For quantification of phospho-NF-κB p65 (S529), cells were harvested and resuspended in 0.5–1 mL of 4% formaldehyde for 10 min at 37 °C, followed by intracellular cell staining. Briefly, the tube was then placed on ice for 1 min. The cells were permeabilized on ice for 30 min by slowly adding ice-cold 100% methanol to prechilled cells with gentle vortexing until the final concentration of methanol reached 90%. After washing with incubation buffer (0.5% bovine serum albumin in PBS), primary antibodies conjugated with specific fluorochromes were added and incubated for 1 h at room temperature. Table S6 contains the details of the antibody used. Finally, the cells were rinsed with PBS, and cell fluorescence was analyzed by flow cytometry. At least 10,000 events were acquired per sample.

To examine the localization of NF-κB p65, cells were seeded into 24-well plates and exposed to 2 μM emetine for 24 h. After the incubation period, the cells were rinsed twice with PBS, plated as droplets (5 μL) on coverslips, permeabilized with Triton X-100 (0.5%), treated with RNase (10 μg/mL), rinsed with PBS, and incubated overnight with an anti-NF-κB p65 antibody (Table S6 contains antibody details). On the next day, the cells were rinsed with PBS and mounted with Fluoromount-G (Invitrogen, Thermo Fisher Scientific) containing DAPI. The cells were examined using a Leica TCS SP8 confocal microscope (Leica Microsystems, Wetzlar, HE, Germany).

Internucleosomal DNA fragmentation and cell cycle progression

Internucleosomal DNA fragmentation and cell cycle progression were quantified by measuring DNA content via PI staining [37]. Briefly, the cells were permeabilized and stained with a solution containing 0.1% Triton X-100, 2 μg/mL PI, 0.1% sodium citrate and 100 μg/mL RNase (all from Sigma-Aldrich Co.). After a 15 min incubation in the dark, cell fluorescence was measured by flow cytometry as described above. At least 10,000 events were analyzed per sample.

Apoptosis detection

For apoptosis quantification, cell viability was evaluated by flow cytometry using annexin V-FITC/PI (FITC Annexin V Apoptosis Detection Kit I, BD Biosciences) or YO-PRO-1/PI (Sigma-Aldrich Co.) according to the manufacturer’s instructions. At least 10,000 events/sample were acquired. For the functional assays, the antioxidant NAC and the pancaspase inhibitor Z-VAD(OMe)-FMK were used.

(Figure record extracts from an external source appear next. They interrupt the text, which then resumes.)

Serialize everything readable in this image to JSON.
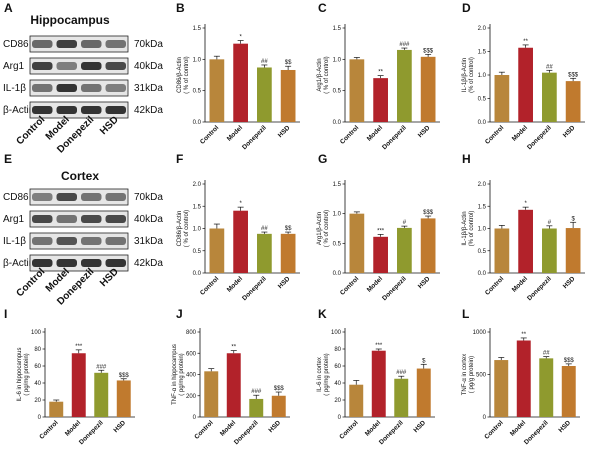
{
  "blots": [
    {
      "panel": "A",
      "title": "Hippocampus",
      "rows": [
        {
          "name": "CD86",
          "size": "70kDa"
        },
        {
          "name": "Arg1",
          "size": "40kDa"
        },
        {
          "name": "IL-1β",
          "size": "31kDa"
        },
        {
          "name": "β-Actin",
          "size": "42kDa"
        }
      ],
      "lanes": [
        "Control",
        "Model",
        "Donepezil",
        "HSD"
      ],
      "band_intensity": [
        [
          0.55,
          0.75,
          0.55,
          0.5
        ],
        [
          0.75,
          0.45,
          0.8,
          0.7
        ],
        [
          0.5,
          0.8,
          0.5,
          0.45
        ],
        [
          0.8,
          0.8,
          0.8,
          0.8
        ]
      ]
    },
    {
      "panel": "E",
      "title": "Cortex",
      "rows": [
        {
          "name": "CD86",
          "size": "70kDa"
        },
        {
          "name": "Arg1",
          "size": "40kDa"
        },
        {
          "name": "IL-1β",
          "size": "31kDa"
        },
        {
          "name": "β-Actin",
          "size": "42kDa"
        }
      ],
      "lanes": [
        "Control",
        "Model",
        "Donepezil",
        "HSD"
      ],
      "band_intensity": [
        [
          0.45,
          0.7,
          0.5,
          0.5
        ],
        [
          0.7,
          0.5,
          0.7,
          0.7
        ],
        [
          0.5,
          0.65,
          0.5,
          0.5
        ],
        [
          0.8,
          0.8,
          0.8,
          0.8
        ]
      ]
    }
  ],
  "colors": {
    "Control": "#b8863b",
    "Model": "#b2222a",
    "Donepezil": "#8f9a2e",
    "HSD": "#c07a2e"
  },
  "chart_data": [
    {
      "panel": "B",
      "type": "bar",
      "categories": [
        "Control",
        "Model",
        "Donepezil",
        "HSD"
      ],
      "values": [
        1.0,
        1.25,
        0.87,
        0.83
      ],
      "errors": [
        0.05,
        0.05,
        0.04,
        0.06
      ],
      "significance": [
        "",
        "*",
        "##",
        "$$"
      ],
      "ylabel": "CD86/β-Actin\n( % of control)",
      "ylim": [
        0,
        1.5
      ],
      "yticks": [
        "0.0",
        "0.5",
        "1.0",
        "1.5"
      ]
    },
    {
      "panel": "C",
      "type": "bar",
      "categories": [
        "Control",
        "Model",
        "Donepezil",
        "HSD"
      ],
      "values": [
        1.0,
        0.7,
        1.15,
        1.04
      ],
      "errors": [
        0.03,
        0.04,
        0.03,
        0.04
      ],
      "significance": [
        "",
        "**",
        "###",
        "$$$"
      ],
      "ylabel": "Arg1/β-Actin\n( % of control)",
      "ylim": [
        0,
        1.5
      ],
      "yticks": [
        "0.0",
        "0.5",
        "1.0",
        "1.5"
      ]
    },
    {
      "panel": "D",
      "type": "bar",
      "categories": [
        "Control",
        "Model",
        "Donepezil",
        "HSD"
      ],
      "values": [
        1.0,
        1.58,
        1.05,
        0.87
      ],
      "errors": [
        0.06,
        0.06,
        0.05,
        0.06
      ],
      "significance": [
        "",
        "**",
        "##",
        "$$$"
      ],
      "ylabel": "IL-1β/β-Actin\n(% of control)",
      "ylim": [
        0,
        2.0
      ],
      "yticks": [
        "0.0",
        "0.5",
        "1.0",
        "1.5",
        "2.0"
      ]
    },
    {
      "panel": "F",
      "type": "bar",
      "categories": [
        "Control",
        "Model",
        "Donepezil",
        "HSD"
      ],
      "values": [
        1.0,
        1.4,
        0.88,
        0.88
      ],
      "errors": [
        0.1,
        0.08,
        0.04,
        0.04
      ],
      "significance": [
        "",
        "*",
        "##",
        "$$"
      ],
      "ylabel": "CD86/β-Actin\n( % of control)",
      "ylim": [
        0,
        2.0
      ],
      "yticks": [
        "0.0",
        "0.5",
        "1.0",
        "1.5",
        "2.0"
      ]
    },
    {
      "panel": "G",
      "type": "bar",
      "categories": [
        "Control",
        "Model",
        "Donepezil",
        "HSD"
      ],
      "values": [
        1.0,
        0.61,
        0.76,
        0.92
      ],
      "errors": [
        0.03,
        0.04,
        0.03,
        0.04
      ],
      "significance": [
        "",
        "***",
        "#",
        "$$$"
      ],
      "ylabel": "Arg1/β-Actin\n( % of control)",
      "ylim": [
        0,
        1.5
      ],
      "yticks": [
        "0.0",
        "0.5",
        "1.0",
        "1.5"
      ]
    },
    {
      "panel": "H",
      "type": "bar",
      "categories": [
        "Control",
        "Model",
        "Donepezil",
        "HSD"
      ],
      "values": [
        1.0,
        1.42,
        1.0,
        1.01
      ],
      "errors": [
        0.07,
        0.06,
        0.06,
        0.13
      ],
      "significance": [
        "",
        "*",
        "#",
        "$"
      ],
      "ylabel": "IL-1β/β-Actin\n(% of control)",
      "ylim": [
        0,
        2.0
      ],
      "yticks": [
        "0.0",
        "0.5",
        "1.0",
        "1.5",
        "2.0"
      ]
    },
    {
      "panel": "I",
      "type": "bar",
      "categories": [
        "Control",
        "Model",
        "Donepezil",
        "HSD"
      ],
      "values": [
        18,
        75,
        52,
        43
      ],
      "errors": [
        2,
        4,
        3,
        2
      ],
      "significance": [
        "",
        "***",
        "###",
        "$$$"
      ],
      "ylabel": "IL-6 in hippocampus\n( pg/mg protein)",
      "ylim": [
        0,
        100
      ],
      "yticks": [
        "0",
        "20",
        "40",
        "60",
        "80",
        "100"
      ]
    },
    {
      "panel": "J",
      "type": "bar",
      "categories": [
        "Control",
        "Model",
        "Donepezil",
        "HSD"
      ],
      "values": [
        430,
        600,
        170,
        200
      ],
      "errors": [
        25,
        25,
        35,
        35
      ],
      "significance": [
        "",
        "**",
        "###",
        "$$$"
      ],
      "ylabel": "TNF-α in hippocampus\n( pg/mg protein)",
      "ylim": [
        0,
        800
      ],
      "yticks": [
        "0",
        "200",
        "400",
        "600",
        "800"
      ]
    },
    {
      "panel": "K",
      "type": "bar",
      "categories": [
        "Control",
        "Model",
        "Donepezil",
        "HSD"
      ],
      "values": [
        38,
        78,
        45,
        57
      ],
      "errors": [
        5,
        2,
        3,
        5
      ],
      "significance": [
        "",
        "***",
        "###",
        "$"
      ],
      "ylabel": "IL-6 in cortex\n( pg/mg protein)",
      "ylim": [
        0,
        100
      ],
      "yticks": [
        "0",
        "20",
        "40",
        "60",
        "80",
        "100"
      ]
    },
    {
      "panel": "L",
      "type": "bar",
      "categories": [
        "Control",
        "Model",
        "Donepezil",
        "HSD"
      ],
      "values": [
        670,
        900,
        690,
        600
      ],
      "errors": [
        30,
        30,
        20,
        25
      ],
      "significance": [
        "",
        "**",
        "##",
        "$$$"
      ],
      "ylabel": "TNF-α in cortex\n( pg/g protein)",
      "ylim": [
        0,
        1000
      ],
      "yticks": [
        "0",
        "500",
        "1000"
      ]
    }
  ]
}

To detect the levels of cleaved PARP (Asp 214) and active caspase-3, the cells were analyzed by flow cytometry using a protocol for intracellular cell staining, as detailed above. At least 10,000 events were acquired per sample.

Mitochondrial transmembrane potentials were measured using the rhodamine 123 uptake method [38]. After 24 h of treatment, the cells were diluted with 1 μg/mL rhodamine solution (Sigma-Aldrich Co.) and incubated for 15 min at 37 °C in the dark. The cells were then centrifuged and resuspended in PBS. Cell fluorescence was analyzed by flow cytometry. At least 10,000 events were acquired per sample.

ROS level analysis

Cellular ROS levels were measured using DCF-DA (Sigma-Aldrich Co.) by flow cytometry, as previously reported [39]. MitoSOX™ Red reagent (Thermo Fisher Scientific, Waltham, MA, USA) was used to detect mitochondrial ROS levels by flow cytometry, and analysis was performed according to the manufacturer’s instructions. At least 10,000 events were acquired per sample.

Statistical analysis

The data are presented as the mean ± S.E.M. or as IC50 values with 95% confidence intervals from at least three independent biological replicates (done in duplicate). For statistical analysis, two-tailed unpaired Student’s t test (data from two groups) or one-way analysis of variance (ANOVA) followed by Dunnett’s multiple comparisons test (data from three or more groups) were performed using GraphPad Prism statistical software (Intuitive Software for Science; San Diego, CA, USA). P < 0.05 was considered significant.